Saturday 17 November 2018

GAA managers refuse to talk to RTE over Brian Carthy treatment

Top GAA bosses vow not to speak to broadcaster after Carthy 'snub'

Colm Keys

Colm Keys

A bizarre row has broken out between some of the country's top managers and RTE over what the bosses feel is unfair treatment of the national broadcaster's Gaelic games radio correspondent Brian Carthy.

Many high-profile managers are refusing to conduct interviews with RTE because they feel he has not been treated well in the wake of Micheal O Muircheartaigh's departure as GAA anchor.

Mickey Harte, Kieran McGeeney and Justin McNulty are among those who have taken a vow of silence with the station over the issue.

Harte and Carthy have developed a strong personal friendship over the years.

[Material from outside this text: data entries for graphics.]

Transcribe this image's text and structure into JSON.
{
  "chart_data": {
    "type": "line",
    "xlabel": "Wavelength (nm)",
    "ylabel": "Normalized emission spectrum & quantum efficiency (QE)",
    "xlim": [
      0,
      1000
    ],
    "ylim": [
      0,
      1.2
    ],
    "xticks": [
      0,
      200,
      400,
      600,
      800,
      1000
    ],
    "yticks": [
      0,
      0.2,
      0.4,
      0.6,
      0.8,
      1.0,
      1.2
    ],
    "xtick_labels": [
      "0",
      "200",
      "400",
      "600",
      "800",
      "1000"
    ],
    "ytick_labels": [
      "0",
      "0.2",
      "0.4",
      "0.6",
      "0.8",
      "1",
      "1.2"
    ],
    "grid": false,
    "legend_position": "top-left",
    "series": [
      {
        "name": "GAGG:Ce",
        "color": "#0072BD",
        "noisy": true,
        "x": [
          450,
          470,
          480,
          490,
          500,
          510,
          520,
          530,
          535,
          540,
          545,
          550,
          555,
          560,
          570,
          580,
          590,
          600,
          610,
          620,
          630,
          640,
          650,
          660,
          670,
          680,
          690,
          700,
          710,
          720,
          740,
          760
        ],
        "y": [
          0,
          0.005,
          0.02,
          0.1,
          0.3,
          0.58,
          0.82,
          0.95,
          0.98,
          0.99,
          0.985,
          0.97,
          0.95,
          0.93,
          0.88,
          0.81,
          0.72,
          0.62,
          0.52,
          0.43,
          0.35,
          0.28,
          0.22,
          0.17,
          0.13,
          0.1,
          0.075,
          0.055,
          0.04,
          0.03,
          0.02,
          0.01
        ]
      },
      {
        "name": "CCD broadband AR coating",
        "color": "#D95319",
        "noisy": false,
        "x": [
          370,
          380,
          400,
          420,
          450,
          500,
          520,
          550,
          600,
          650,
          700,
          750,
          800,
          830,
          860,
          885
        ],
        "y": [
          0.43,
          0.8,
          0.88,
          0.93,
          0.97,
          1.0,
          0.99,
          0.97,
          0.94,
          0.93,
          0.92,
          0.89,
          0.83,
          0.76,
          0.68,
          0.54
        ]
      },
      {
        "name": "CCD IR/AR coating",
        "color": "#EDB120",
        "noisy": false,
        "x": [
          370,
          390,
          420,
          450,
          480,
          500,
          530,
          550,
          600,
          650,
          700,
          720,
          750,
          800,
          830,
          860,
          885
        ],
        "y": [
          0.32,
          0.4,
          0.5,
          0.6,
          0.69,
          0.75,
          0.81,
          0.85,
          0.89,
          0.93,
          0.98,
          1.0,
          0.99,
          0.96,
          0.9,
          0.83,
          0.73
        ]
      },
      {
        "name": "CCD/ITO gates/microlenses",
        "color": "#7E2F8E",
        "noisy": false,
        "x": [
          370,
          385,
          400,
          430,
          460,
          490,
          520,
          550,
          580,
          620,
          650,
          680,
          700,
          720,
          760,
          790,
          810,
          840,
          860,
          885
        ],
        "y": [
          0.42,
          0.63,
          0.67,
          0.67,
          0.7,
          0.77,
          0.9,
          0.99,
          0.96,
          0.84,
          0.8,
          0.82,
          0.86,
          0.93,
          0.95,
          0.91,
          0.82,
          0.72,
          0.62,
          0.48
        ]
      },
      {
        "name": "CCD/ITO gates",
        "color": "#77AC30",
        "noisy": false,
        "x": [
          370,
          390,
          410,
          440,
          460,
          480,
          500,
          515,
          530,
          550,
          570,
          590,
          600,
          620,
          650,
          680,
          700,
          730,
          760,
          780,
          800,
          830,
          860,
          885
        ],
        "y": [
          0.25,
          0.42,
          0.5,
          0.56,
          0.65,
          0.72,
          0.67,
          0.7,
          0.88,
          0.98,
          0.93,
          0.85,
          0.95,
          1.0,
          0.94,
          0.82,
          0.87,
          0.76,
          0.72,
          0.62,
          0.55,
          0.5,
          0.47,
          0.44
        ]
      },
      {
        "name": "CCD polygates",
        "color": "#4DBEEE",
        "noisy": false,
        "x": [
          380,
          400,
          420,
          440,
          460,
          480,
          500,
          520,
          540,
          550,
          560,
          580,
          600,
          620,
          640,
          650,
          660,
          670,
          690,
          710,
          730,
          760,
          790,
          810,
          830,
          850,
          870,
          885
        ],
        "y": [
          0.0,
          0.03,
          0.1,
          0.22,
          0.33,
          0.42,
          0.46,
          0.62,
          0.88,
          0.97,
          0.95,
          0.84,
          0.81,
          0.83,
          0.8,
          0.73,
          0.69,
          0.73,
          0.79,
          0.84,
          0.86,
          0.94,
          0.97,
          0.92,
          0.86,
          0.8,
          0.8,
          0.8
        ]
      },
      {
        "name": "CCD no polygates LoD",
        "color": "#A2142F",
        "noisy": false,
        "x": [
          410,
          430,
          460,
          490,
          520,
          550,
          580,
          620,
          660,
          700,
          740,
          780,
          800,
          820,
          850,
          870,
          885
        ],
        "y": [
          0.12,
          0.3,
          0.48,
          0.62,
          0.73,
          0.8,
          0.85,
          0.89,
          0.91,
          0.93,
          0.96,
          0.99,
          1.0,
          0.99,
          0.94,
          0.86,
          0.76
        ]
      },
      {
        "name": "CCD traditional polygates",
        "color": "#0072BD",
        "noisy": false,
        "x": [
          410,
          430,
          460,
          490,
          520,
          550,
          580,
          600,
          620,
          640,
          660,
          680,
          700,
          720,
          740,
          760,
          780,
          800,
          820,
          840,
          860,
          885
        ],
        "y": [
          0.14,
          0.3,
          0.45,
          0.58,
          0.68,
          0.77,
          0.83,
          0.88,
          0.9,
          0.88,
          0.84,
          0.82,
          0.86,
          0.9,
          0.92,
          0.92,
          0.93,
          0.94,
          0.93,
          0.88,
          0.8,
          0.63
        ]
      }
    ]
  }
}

Harte declined to speak to RTE's reporters after Sunday's victory over Monaghan in Omagh, while McGeeney and McNulty did not make themselves available for interview in Croke Park.

There is strong speculation that up to seven more managers will opt out of interviews because of the situation.

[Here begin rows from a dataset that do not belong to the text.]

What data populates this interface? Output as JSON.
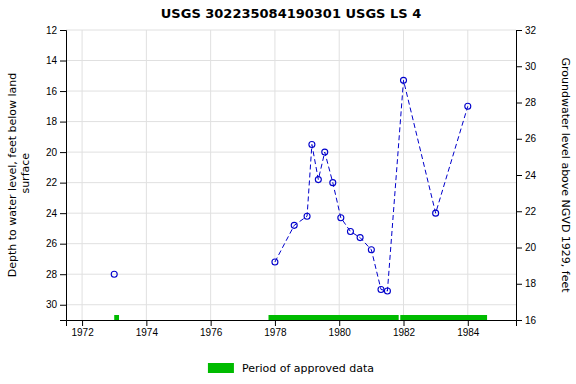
{
  "chart_data": {
    "type": "line",
    "title": "USGS 302235084190301 USGS LS 4",
    "ylabel": "Depth to water level, feet below land\n surface",
    "y2label": "Groundwater level above NGVD 1929, feet",
    "xlim": [
      1971.5,
      1985.5
    ],
    "xticks": [
      1972,
      1974,
      1976,
      1978,
      1980,
      1982,
      1984
    ],
    "ylim": [
      31,
      12
    ],
    "yticks": [
      12,
      14,
      16,
      18,
      20,
      22,
      24,
      26,
      28,
      30
    ],
    "y2lim": [
      16,
      32
    ],
    "y2ticks": [
      16,
      18,
      20,
      22,
      24,
      26,
      28,
      30,
      32
    ],
    "grid": true,
    "series": [
      {
        "x": [
          1973.0
        ],
        "values": [
          28.0
        ],
        "color": "#0000cc",
        "marker": "circle",
        "line_style": "dashed"
      },
      {
        "x": [
          1978.0,
          1978.6,
          1979.0,
          1979.15,
          1979.35,
          1979.55,
          1979.8,
          1980.05,
          1980.35,
          1980.65,
          1981.0,
          1981.3,
          1981.5,
          1982.0,
          1983.0,
          1984.0
        ],
        "values": [
          27.2,
          24.8,
          24.2,
          19.5,
          21.8,
          20.0,
          22.0,
          24.3,
          25.2,
          25.6,
          26.4,
          29.0,
          29.1,
          15.3,
          24.0,
          17.0
        ],
        "color": "#0000cc",
        "marker": "circle",
        "line_style": "dashed"
      }
    ],
    "approved": {
      "name": "Period of approved data",
      "color": "#00bb00",
      "ranges": [
        [
          1973.0,
          1973.15
        ],
        [
          1977.8,
          1981.85
        ],
        [
          1981.9,
          1984.6
        ]
      ]
    }
  }
}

Carthy has been largely overlooked for the main match commentaries since the beginning of the championship season as RTE have deployed a versatile approach to replacing O Muircheartaigh, who retired after last autumn's International Rules series.

As the next most regular radio commentator at the station, Carthy might have been expected to fill the void.

But instead RTE have looked to some of their established TV commentators for radio commentary, men such as Marty Morrissey, Ger Canning and Darragh Moloney.

On Sunday, Carthy was assigned to Pairc Ui Chaoimh for the Cork v Waterford Munster football semi-final, hardly the most appetising fixture of the day. Cork manager Conor Counihan spoke to Carthy after the game, but there are unconfirmed reports that he, too, may join the stand-off.

So far in this championship season, Carthy has had very little air time to commentate and the managers have taken a dim view of this. Carthy is clearly well respected among the managers and the fact that this is also affecting RTE's TV coverage, impacts not just on the station, but, potentially, the GAA and their championship sponsorship partners too.

Two years ago a GPA-backed withdrawal of co-operation with broadcasters on the weekend of the Leinster football and Munster hurling finals was designed to fast-track negotiations for official recognition of the players' organisation.